Wave Based Method for Free Vibration Analysis of Ring Stiffened Cylindrical Shell with Intermediate Large Frame Ribs

Meixia Chen, Jianhui Wei, Kun Xie, Naiqi Deng, and Guoxiang Hou

School of Naval Architecture and Ocean Engineering, Huazhong University of Science and Technology, Wuhan, Hubei, China

Received 5 September 2012; Revised 29 October 2012; Accepted 14 November 2012

Copyright © 2013 Hindawi Publishing Corporation. This is an open access article distributed under the Creative Commons Attribution License, which permits unrestricted use, distribution, and reproduction in any medium, provided the original work is properly cited.

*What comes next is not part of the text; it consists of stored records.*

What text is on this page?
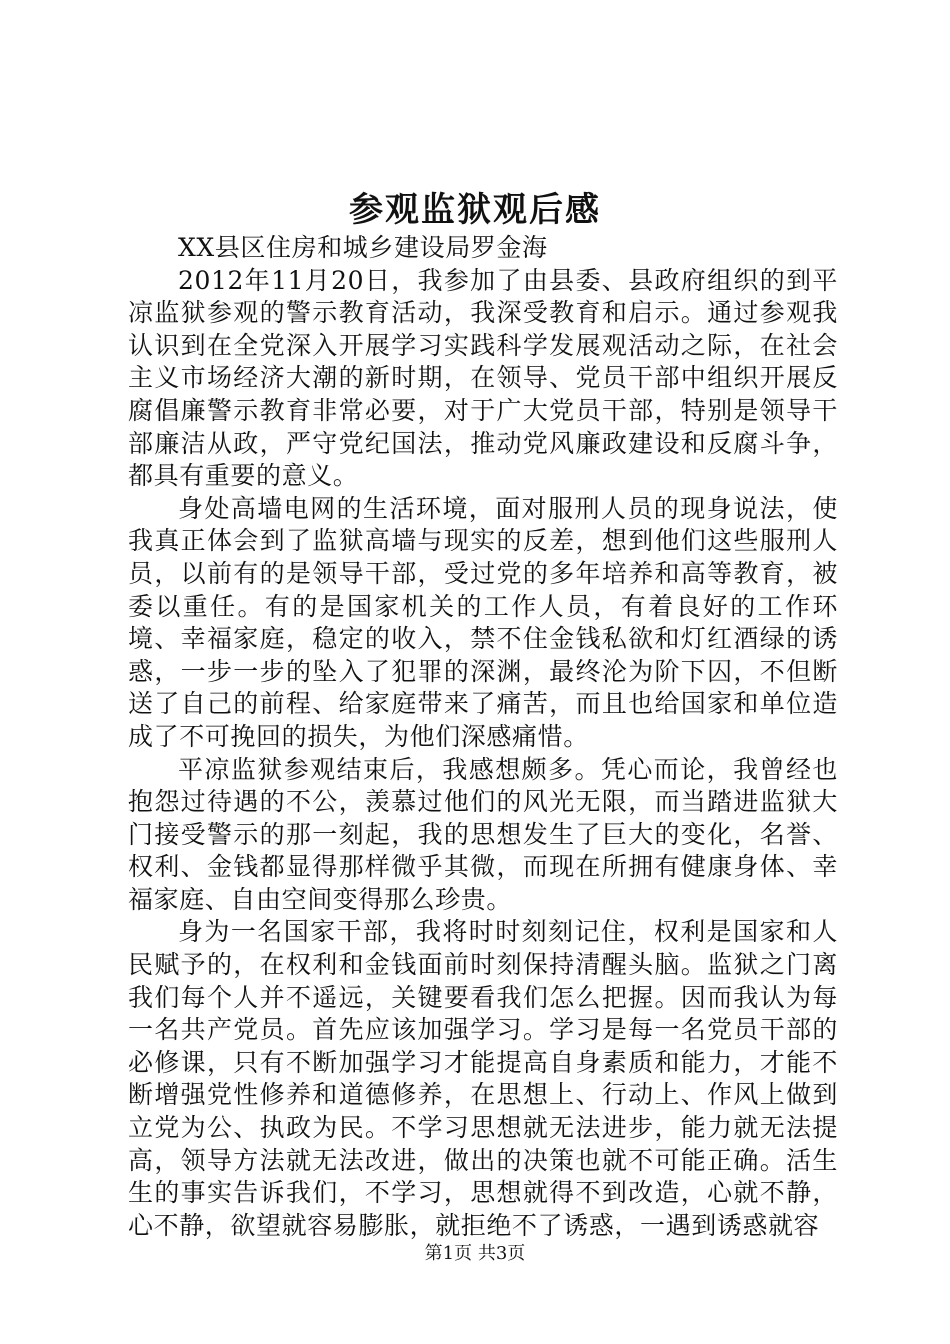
参观监狱观后感

XX县区住房和城乡建设局罗金海

2012年11月20日，我参加了由县委、县政府组织的到平凉监狱参观的警示教育活动，我深受教育和启示。通过参观我认识到在全党深入开展学习实践科学发展观活动之际，在社会主义市场经济大潮的新时期，在领导、党员干部中组织开展反腐倡廉警示教育非常必要，对于广大党员干部，特别是领导干部廉洁从政，严守党纪国法，推动党风廉政建设和反腐斗争，都具有重要的意义。

身处高墙电网的生活环境，面对服刑人员的现身说法，使我真正体会到了监狱高墙与现实的反差，想到他们这些服刑人员，以前有的是领导干部，受过党的多年培养和高等教育，被委以重任。有的是国家机关的工作人员，有着良好的工作环境、幸福家庭，稳定的收入，禁不住金钱私欲和灯红酒绿的诱惑，一步一步的坠入了犯罪的深渊，最终沦为阶下囚，不但断送了自己的前程、给家庭带来了痛苦，而且也给国家和单位造成了不可挽回的损失，为他们深感痛惜。

平凉监狱参观结束后，我感想颇多。凭心而论，我曾经也抱怨过待遇的不公，羡慕过他们的风光无限，而当踏进监狱大门接受警示的那一刻起，我的思想发生了巨大的变化，名誉、权利、金钱都显得那样微乎其微，而现在所拥有健康身体、幸福家庭、自由空间变得那么珍贵。

身为一名国家干部，我将时时刻刻记住，权利是国家和人民赋予的，在权利和金钱面前时刻保持清醒头脑。监狱之门离我们每个人并不遥远，关键要看我们怎么把握。因而我认为每一名共产党员。首先应该加强学习。学习是每一名党员干部的必修课，只有不断加强学习才能提高自身素质和能力，才能不断增强党性修养和道德修养，在思想上、行动上、作风上做到立党为公、执政为民。不学习思想就无法进步，能力就无法提高，领导方法就无法改进，做出的决策也就不可能正确。活生生的事实告诉我们，不学习，思想就得不到改造，心就不静，心不静，欲望就容易膨胀，就拒绝不了诱惑，一遇到诱惑就容

第1页 共3页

Wave based method which can be recognized as a semi-analytical and semi-numerical method is presented to analyze the free vibration characteristics of ring stiffened cylindrical shell with intermediate large frame ribs for arbitrary boundary conditions. According to the structure type and the positions of discontinuities, the model is divided into different substructures whose vibration field is expanded by wave functions which are exactly analytical solutions to the governing equations of the motions of corresponding structure type. Boundary conditions and continuity equations between different substructures are used to form the final matrix to be solved. Natural frequencies and vibration mode shapes are calculated by wave based method and the results show good agreement with finite element method for clamped-clamped, shear diaphragm – shear diaphragm and free-free boundary conditions. Free vibration characteristics of ring stiffened cylindrical shells with intermediate large frame ribs are compared with those with bulkheads and those with all ordinary ribs. Effects of the size, the number and the distribution of intermediate large frame rib are investigated. The frame rib which is large enough is playing a role as bulkhead, which can be considered imposing simply supported and clamped constraints at one end of the cabin and dividing the cylindrical shell into several cabins vibrating separately at their own natural frequencies.